A decisão foi anunciada pelo Departamento de Estado dos EUA na quinta-feira (28), sob gestão do secretário Marco Rubio, que confirmou a inclusão das facções brasileiras na lista de grupos considerados terroristas pelo governo norte-americano.
Durante um evento em Sergipe, Lula afirmou que o Brasil conduzirá o combate ao crime organizado internamente e declarou que não aceitará ser tratado de forma desrespeitosa por autoridades estrangeiras.

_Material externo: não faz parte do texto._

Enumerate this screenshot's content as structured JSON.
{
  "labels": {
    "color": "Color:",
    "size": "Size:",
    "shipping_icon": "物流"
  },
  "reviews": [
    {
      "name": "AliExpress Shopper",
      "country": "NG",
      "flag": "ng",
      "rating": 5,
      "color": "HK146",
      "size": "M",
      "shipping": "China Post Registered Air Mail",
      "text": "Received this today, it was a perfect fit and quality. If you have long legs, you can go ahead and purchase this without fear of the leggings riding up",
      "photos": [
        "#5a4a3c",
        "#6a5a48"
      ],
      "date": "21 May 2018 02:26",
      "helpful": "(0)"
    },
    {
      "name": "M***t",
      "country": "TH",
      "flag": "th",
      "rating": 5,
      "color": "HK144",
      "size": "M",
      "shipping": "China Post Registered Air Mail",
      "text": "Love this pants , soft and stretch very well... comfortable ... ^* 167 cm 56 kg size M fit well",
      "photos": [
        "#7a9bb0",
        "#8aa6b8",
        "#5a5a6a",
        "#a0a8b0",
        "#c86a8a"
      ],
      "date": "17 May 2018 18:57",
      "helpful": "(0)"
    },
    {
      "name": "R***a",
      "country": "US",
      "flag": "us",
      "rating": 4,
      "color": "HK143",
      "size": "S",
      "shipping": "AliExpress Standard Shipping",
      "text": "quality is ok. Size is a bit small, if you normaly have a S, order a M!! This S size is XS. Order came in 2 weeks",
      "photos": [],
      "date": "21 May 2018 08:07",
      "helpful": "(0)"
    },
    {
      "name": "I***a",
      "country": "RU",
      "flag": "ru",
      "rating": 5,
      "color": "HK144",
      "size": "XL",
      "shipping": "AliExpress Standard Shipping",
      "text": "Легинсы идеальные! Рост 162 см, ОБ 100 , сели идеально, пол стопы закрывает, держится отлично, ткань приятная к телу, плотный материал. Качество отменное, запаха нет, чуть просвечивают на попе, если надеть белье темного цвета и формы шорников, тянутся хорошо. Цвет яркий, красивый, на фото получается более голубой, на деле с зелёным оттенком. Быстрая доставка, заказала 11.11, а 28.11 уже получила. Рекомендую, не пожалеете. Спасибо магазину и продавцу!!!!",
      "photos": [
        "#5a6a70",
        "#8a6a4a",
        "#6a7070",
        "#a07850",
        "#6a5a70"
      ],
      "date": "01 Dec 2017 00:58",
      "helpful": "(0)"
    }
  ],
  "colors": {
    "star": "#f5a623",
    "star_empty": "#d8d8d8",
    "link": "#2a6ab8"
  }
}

O presidente também comentou que armas contrabandeadas para o Brasil teriam origem nos Estados Unidos e mencionou cooperação internacional no enfrentamento à lavagem de dinheiro.
Na mesma fala, Lula citou investigações envolvendo nomes como o ex-deputado federal Alexandre Ramagem e o empresário Ricardo Magro, afirmando que ambos estariam fora do país.
Lula também fez críticas ao senador Flávio Bolsonaro, ao deputado federal licenciado Eduardo Bolsonaro e ao comentarista político Paulo Figueiredo, classificando-os como “traidores da pátria” em referência a articulações políticas citadas pelo presidente.
As declarações ocorreram após a divulgação de medidas do governo norte-americano relacionadas ao enquadramento de facções brasileiras no sistema de sanções dos Estados Unidos.